Man kann nicht von der Tragödie der jüdischen Gemeinschaften in Jugoslawien sprechen, ohne die Tatsache zu erwähnen, dass die Juden dieses Landes beschlossen hatten, nicht untätig zu bleiben. Trotz der antisemitischen Gesetze und aller damit verbundenen Einschränkungen ihrer Bewegungsfreiheit griffen viele von ihnen zu den Waffen und kämpften gegen die Verbrechen der Besatzer und ihrer einheimischen Komplizen, um den Befreiungskrieg zum Sieg zu verhelfen. Josip Erlih schloss sich den Partisanen an, machte danach Karriere in der Berufsarmee und wurde letztendlich mit dem Rang eines Obersts pensioniert.

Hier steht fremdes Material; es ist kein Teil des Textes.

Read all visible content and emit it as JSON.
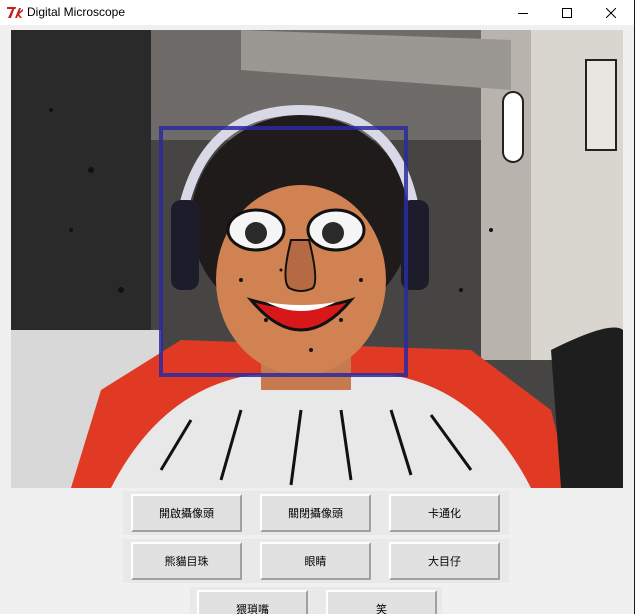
{
  "window": {
    "title": "Digital Microscope",
    "icon": "tk-feather-icon",
    "controls": [
      "minimize-icon",
      "maximize-icon",
      "close-icon"
    ]
  },
  "camera": {
    "face_box_color": "#2a2aa0"
  },
  "buttons": {
    "row1": [
      "開啟攝像頭",
      "關閉攝像頭",
      "卡通化"
    ],
    "row2": [
      "熊貓目珠",
      "眼睛",
      "大目仔"
    ],
    "row3": [
      "猥瑣嘴",
      "笑"
    ]
  },
  "colors": {
    "button_face": "#e1e1e1",
    "window_bg": "#f0f0f0",
    "titlebar_bg": "#ffffff"
  }
}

Als wir uns von Josip Erlih verabschiedeten, sagte er uns mit Tränen in den Augen: «Das, was wir während unserer Inhaftierung in Stara Gradiska und Jasenovac erlebt haben, wird man nie genau nacherzählen können. Mein Bericht erwähnt nur einen Bruchteil der unvorstellbaren Verbrechen, die dort begangen wurden. Ich weiss nicht, ob ich alle meine Leiden mit Glück oder aus Zufall überlebt habe, doch ich weiss, dass ich nur überlebt habe, um heute durch meine Erzählung dafür zu sorgen, dass so etwas nie wieder passiert. Ich war fünf Stunden lang als Zeuge am Prozess von Sakic. Meiner Ansicht nach können die Verbrechen, die er sich hat zuschulden kommen lassen, nie ausreichend bestraft werden. Ich bin schockiert über die Tatsache, dass seine Frau, die noch schlimmer wütete als er und zahlreiche Gefangene umbrachte, von den kroatischen Gerichten freigesprochen wurde. Sie reist unbehelligt zwischen Argentinien und Kroatien hin und her. Ich habe aber meinen Zeugenbericht ohne Feindseligkeit und nur zu dem Zweck abgegeben, dass meine Geschichte und diejenige meiner Leidensgenossen nie in Vergessenheit gerät.»